I created this blog to write about my Etsy products, art I create, and vegan food (purchased and homemade). I never intended to use this blog to rant about things I encounter in life. I am going to break away from my original purpose every now and again. This is one of those times.....
As I head into my 30's, the only change that I have noticed is pressure from society to have a baby. Apparently, society has decided that I have reached my childbearing peak. Thanks for letting me know, society! More and more people ask me "when are you and John having kids" and "why haven't you had kids yet?" We have been married for five years and one would think that some expiration date is looming. I also hear "now that you have bought a home, a baby comes next!" Really? The next thing on OUR list is getting a dog and fixing up our yard.
Usually parents, especially Mom's, are the ones to inflict baby pressure. In this case, that is not so. My parents and John's don't ask or say a thing about it. I think there are several reasons for this. One, they have a grandchild/grandchildren. Two, they had kids when they were older than us. My Mom was 33 when I was born and my Dad was 38. John's parents were around the same age.
Others seem to find an occasion, usually a public one, to ask the question or make a statement. I find it very hard to respond respectfully.
Recently on Facebook, the following question was posed to me: "Amanda, where are your babies?" My response was, "at the animal shelter." How does one respond to that question? The question itself bothers me. It makes the assumptions that I am having kids and they will be babies. What if that is not the plan? What if I did not want kids? Then I would have to defend and justify my feelings in a public forum. What if we planned on adopting older children? Either way, the question is a bit too blunt for Facebook.
While the question is often asked innocently, people fail to consider that getting pregnant is not always easy. While that is not our situation, I know many people my age who are having trouble getting pregnant. Can you imagine how painful and pressuring that question is for them? They want so much to be parents and it isn't happening. On top of that, society is asking them why they have not had kids.

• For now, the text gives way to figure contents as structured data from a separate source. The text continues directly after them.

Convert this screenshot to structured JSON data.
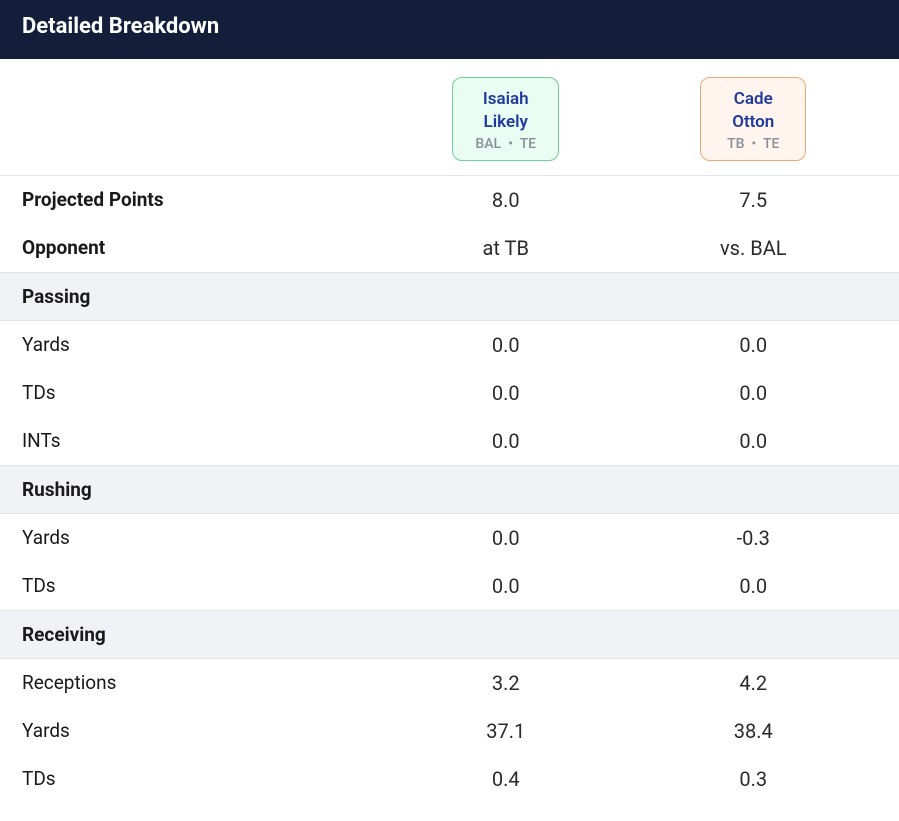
{
  "header": {
    "title": "Detailed Breakdown"
  },
  "players": [
    {
      "first": "Isaiah",
      "last": "Likely",
      "team": "BAL",
      "pos": "TE"
    },
    {
      "first": "Cade",
      "last": "Otton",
      "team": "TB",
      "pos": "TE"
    }
  ],
  "summary": [
    {
      "label": "Projected Points",
      "bold": true,
      "p1": "8.0",
      "p2": "7.5"
    },
    {
      "label": "Opponent",
      "bold": true,
      "p1": "at TB",
      "p2": "vs. BAL"
    }
  ],
  "sections": [
    {
      "title": "Passing",
      "rows": [
        {
          "label": "Yards",
          "p1": "0.0",
          "p2": "0.0"
        },
        {
          "label": "TDs",
          "p1": "0.0",
          "p2": "0.0"
        },
        {
          "label": "INTs",
          "p1": "0.0",
          "p2": "0.0"
        }
      ]
    },
    {
      "title": "Rushing",
      "rows": [
        {
          "label": "Yards",
          "p1": "0.0",
          "p2": "-0.3"
        },
        {
          "label": "TDs",
          "p1": "0.0",
          "p2": "0.0"
        }
      ]
    },
    {
      "title": "Receiving",
      "rows": [
        {
          "label": "Receptions",
          "p1": "3.2",
          "p2": "4.2"
        },
        {
          "label": "Yards",
          "p1": "37.1",
          "p2": "38.4"
        },
        {
          "label": "TDs",
          "p1": "0.4",
          "p2": "0.3"
        }
      ]
    }
  ],
  "style": {
    "header_bg": "#121e3a",
    "header_text": "#ffffff",
    "section_bg": "#f1f2f5",
    "border_color": "#e1e3e8",
    "player1_bg": "#eafdf2",
    "player1_border": "#6fcf97",
    "player2_bg": "#fff4ee",
    "player2_border": "#f0a677",
    "player_name_color": "#1e3aa0",
    "player_sub_color": "#8a8f99",
    "body_text": "#1a1a1a"
  }
}
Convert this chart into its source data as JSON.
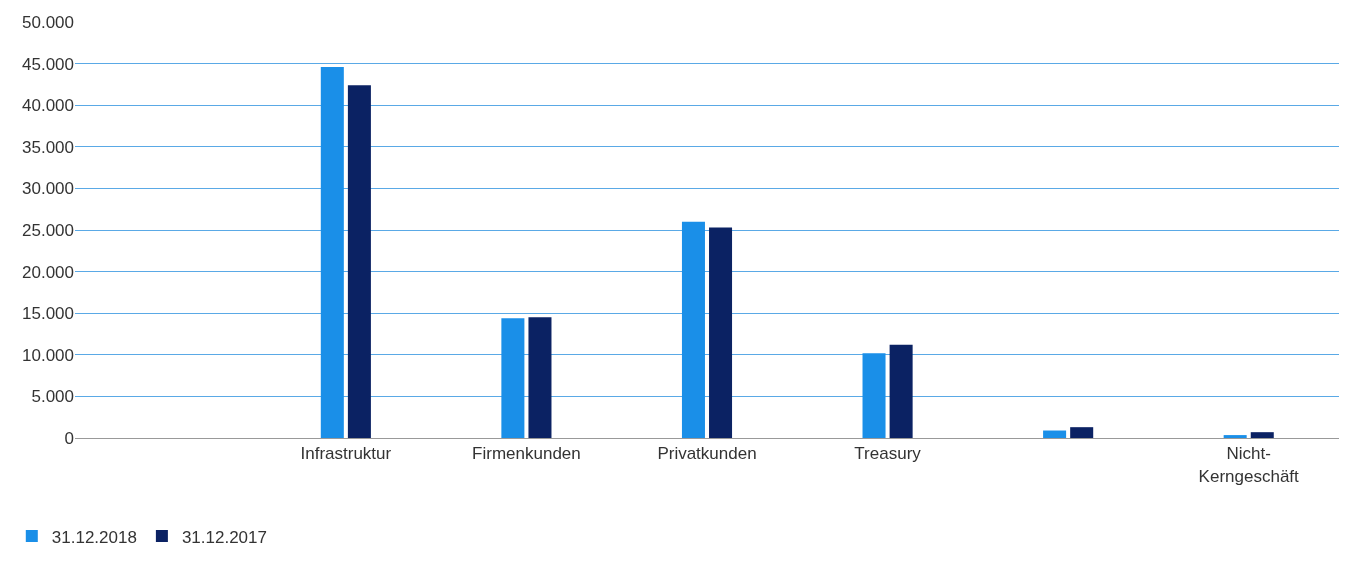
{
  "chart_data": {
    "type": "bar",
    "categories": [
      null,
      "Infrastruktur",
      "Firmenkunden",
      "Privatkunden",
      "Treasury",
      null,
      "Nicht-\nKerngeschäft"
    ],
    "series": [
      {
        "name": "31.12.2018",
        "color": "#1a8fe8",
        "values": [
          null,
          44600,
          14400,
          26000,
          10200,
          900,
          350
        ]
      },
      {
        "name": "31.12.2017",
        "color": "#0b2263",
        "values": [
          null,
          42400,
          14500,
          25300,
          11200,
          1300,
          700
        ]
      }
    ],
    "ylim": [
      0,
      50000
    ],
    "yticks": [
      0,
      {
        "value": 5000,
        "label": "5.000"
      },
      {
        "value": 10000,
        "label": "10.000"
      },
      {
        "value": 15000,
        "label": "15.000"
      },
      {
        "value": 20000,
        "label": "20.000"
      },
      {
        "value": 25000,
        "label": "25.000"
      },
      {
        "value": 30000,
        "label": "30.000"
      },
      {
        "value": 35000,
        "label": "35.000"
      },
      {
        "value": 40000,
        "label": "40.000"
      },
      {
        "value": 45000,
        "label": "45.000"
      },
      {
        "value": 50000,
        "label": "50.000"
      }
    ],
    "grid": "y",
    "legend": "bottom left"
  }
}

A seemingly innocent question becomes a very painful reminder of their ongoing struggle.
I also know a lot of people who just do not want kids and it works for them. If one knows they do not want to have children, then it is probably a good thing that they do not have them. It is frustrating how they have to justify their feelings to others. They often hear that they are missing out in life and that it is their purpose to have a child. Just because a child is right for one person, does not mean it is right for everyone.
Fortunately, our good friends never pressure us. I have had discussions with many of my female friends and I do not mind. If you are close to me, I am happy to discuss the topic with you and probably already have. My close friends are intuitive enough to bring up the topic in a more private forum. Many of them feel the same as I do or are currently struggling and realize the need for private discussions.
I am not opposed to people wondering if we are going to have children. It is an ok thing to think about. If you really want to know, you can ask me. Please just use some common sense. Don't ask me on Facebook, over the internet in a manner that others can see, in a crowded public place yelling across a room, etc. I have no issue discussing the topic, but I would rather it not be broadcast for all to hear.
I promise that when we have children, I will let everyone know. For now, we are happy with our beautiful niece and nephews.